L’autre ancien collaborateur de PwC, Raphaël Halet, était connu jusqu’à la semaine dernière comme Raphaël H. dans le milieu judiciaire. Contrairement à Antoine Deltour, il a choisi de ne pas se montrer dans les médias et, s’il est présent à la barre ce matin, fera sa première apparition publique dans cette affaire. Selon le Wort, il aurait négocié un accord avec PwC.

Le dernier prévenu, Édouard Perrin, est journaliste à l’agence de presse Premières Lignes, après avoir fait ses études au Centre de formation des journalistes à Paris. Il fait partie du Consortium international des journalistes d’investigation et s’est fait connaître pour son travail sur l’affaire LuxLeaks, mais aussi pour les révélations des Panama Papers. Contacté, il nous a confié qu’il ne ferait aucune déclaration avant le procès.

Édouard Perrin, le journaliste à l'origine de LuxLeaks.

Édouard Perrin, le journaliste à l’origine de LuxLeaks.

Cinq ans de prison

Parmi les chefs d’accusation, celui de blanchiment est le plus lourdement sanctionné. Selon l’article 506-1 du code pénal, les prévenus encourent un emprisonnement d’un à cinq ans et une amende de 1 250 euros à 1 250 000 euros, ou de l’une de ces peines seulement.

Une partie civile

PriceWaterhouseCoopers, qui a porté plainte contre Antoine Deltour, Raphaël Halet et Édouard Perrin, est la première société d’audit au monde. Elle est présente dans 157 pays, avec plus de 200 000 salariés. Au Luxembourg, elle a réalisé, en 2014, un chiffre d’affaires de 315 millions d’euros, soit une croissance de 10 %. Un chiffre d’affaires qui est dû à 47 % aux activités d’audit, à 27 % à l’expertise fiscale et à 24 % au conseil. Au 1er janvier 2015, elle employait 2 500 personnes originaires de 55 pays au Grand-Duché.

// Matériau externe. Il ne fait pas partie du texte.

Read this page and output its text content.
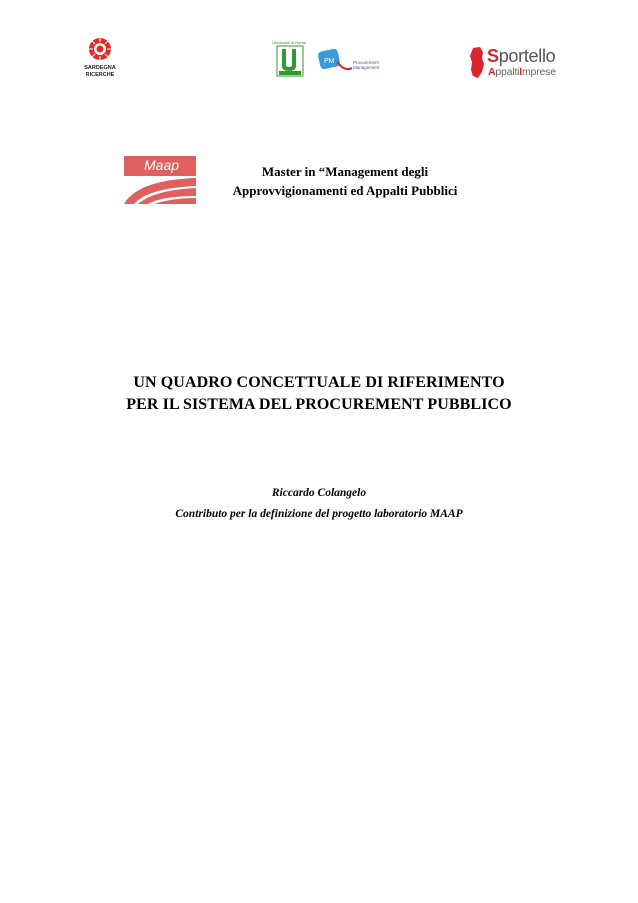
SARDEGNA
RICERCHE
Università di Roma
PM	Procurement
Management
Sportello
AppaltiImprese
Maap	Master in “Management degli
Approvvigionamenti ed Appalti Pubblici
UN QUADRO CONCETTUALE DI RIFERIMENTO
PER IL SISTEMA DEL PROCUREMENT PUBBLICO
Riccardo Colangelo
Contributo per la definizione del progetto laboratorio MAAP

En septembre 2014, la société avait quitté le quartier de la Cloche d’or, à Luxembourg, pour rejoindre le Ban de Gasperich et son nouveau siège, le Crystal Park, un bâtiment de 30 000 m2. À la Cloche d’or, PwC travaillait en étroite collaboration avec la société Alter Domus, spécialisée dans la domiciliation, selon les documents de LuxLeaks.

Sept témoins

L’avocat d’Édouard Perrin, Me Michel Roland, aurait appelé à témoigner Margrethe Vestager, commissaire européenne à la Concurrence, Pascal Saint-Amans, «Monsieur Fiscalité» à l’Organisation de coopération et de développement économiques, ainsi que… Marius Kohl, l’ancien préposé au bureau Sociétés 6 de l’administration des Contributions directes.

Sven Giegold, un eurodéputé allemand (verts), et John Christensen, directeur de Tax Justice Network, deux pourfendeurs de l’injustice fiscale, sont également invités à témoigner par la défense d’Antoine Deltour. Avec de tels «invités», la ligne de défense de l’ex-employé de PwC semble très claire : démontrer que le «vol» des documents fiscaux a servi l’intérêt général.

Côté accusation, seuls deux témoignages sont attendus : ceux de l’enquêteur Roger Hayard et de la responsable des audits internes de PwC, Anita Bouvy-Cloos.